There are, however, a few problems with this equation. In the first place, we're not bombing anyone. The vision that this conjures up is of squadrons of American B-52s carpet-bombing the poor people of Iraq into submission. The truth of the matter is that the vast majority of bombs that are being used in this conflict are those ubiquitous, cheap but effective IEDs, the jihadists' favored weapon of choice. And these deadly homemade (or increasingly Iranian-made) bombs are being used daily against us and our allies and innocent Iraqi civilians.

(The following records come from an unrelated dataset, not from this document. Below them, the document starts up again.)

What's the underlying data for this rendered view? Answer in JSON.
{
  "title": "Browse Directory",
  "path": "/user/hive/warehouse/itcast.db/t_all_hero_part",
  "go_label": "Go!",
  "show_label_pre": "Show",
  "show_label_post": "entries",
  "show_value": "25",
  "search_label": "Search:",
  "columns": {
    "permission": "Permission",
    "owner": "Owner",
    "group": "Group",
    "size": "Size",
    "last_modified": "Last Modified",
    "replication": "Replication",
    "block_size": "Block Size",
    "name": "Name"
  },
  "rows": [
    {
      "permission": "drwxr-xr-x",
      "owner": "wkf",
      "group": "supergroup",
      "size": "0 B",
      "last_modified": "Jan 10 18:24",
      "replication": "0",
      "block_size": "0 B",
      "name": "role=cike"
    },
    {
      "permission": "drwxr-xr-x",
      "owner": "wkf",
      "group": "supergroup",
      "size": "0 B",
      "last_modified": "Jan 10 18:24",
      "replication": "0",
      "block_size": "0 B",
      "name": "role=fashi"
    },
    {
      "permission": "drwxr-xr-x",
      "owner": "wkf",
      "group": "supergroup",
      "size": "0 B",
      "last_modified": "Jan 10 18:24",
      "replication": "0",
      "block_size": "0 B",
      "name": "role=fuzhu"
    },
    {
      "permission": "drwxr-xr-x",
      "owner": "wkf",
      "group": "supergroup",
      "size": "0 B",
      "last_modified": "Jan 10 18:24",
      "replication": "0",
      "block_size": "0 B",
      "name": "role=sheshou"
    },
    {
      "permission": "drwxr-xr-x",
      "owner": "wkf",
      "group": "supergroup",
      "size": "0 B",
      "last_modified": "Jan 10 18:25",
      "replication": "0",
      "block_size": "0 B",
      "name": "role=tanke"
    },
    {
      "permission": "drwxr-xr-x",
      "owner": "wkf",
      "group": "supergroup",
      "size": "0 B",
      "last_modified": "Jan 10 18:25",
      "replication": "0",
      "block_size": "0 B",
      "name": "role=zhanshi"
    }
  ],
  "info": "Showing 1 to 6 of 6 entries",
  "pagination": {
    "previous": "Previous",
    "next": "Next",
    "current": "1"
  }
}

Of course, they say, if we had not gone into Iraq in the first place, none of this would be happening. Let's consider this argument for a moment. If we had not invaded Iraq, if we had succeeded in confining the war to Afghanistan, can anyone seriously doubt that the mujahideen would be coming in droves to Afghanistan to wage jihad against us there, just as they came there to fight the U.S.S.R. in the 1980s? We would be the same infidels fighting the same jihadists, for the same reasons, only we'd be fighting them on different soil. And, incidentally, Saddam Hussein would still be adding to his arsenal of chemical and biological weapons, ruthlessly murdering his own people and threatening his neighbors.
However, this still leaves us with that disarming bumper sticker question. And although of course its highly speculative, the answer must surely be that Jesus wouldn't bomb anybody. Indeed, if he followed precedent, he would allow himself to be captured by the enemy, imprisoned, tortured and finally executed. He would do this because that is his role; his divinely ordained role was, after all, to become a martyr, history's preeminent martyr. But should this be our role? Are we all preordained to be martyrs? I don't think so. There are many lessons to be learned from the example of the life of Christ; however, lessons on how to conduct a successful war may not be among them.
Perhaps the question should be reframed. How about, "Whom would Muhammad bomb?" Muhammad was, after all, a consummate warrior who was in the business of making martyrs, not becoming one himself. Here, the answer seems pretty obvious; all you have to do is read the Koran. Muhammad would bomb the infidel which, of course, is you and me. He would do this because that is his divinely ordained role.
Whether we like the idea or not, we must face up to the fact that we are presently at war and we cannot allow ourselves to be made to feel guilty for defending ourselves against a murderous enemy obsessed with our destruction.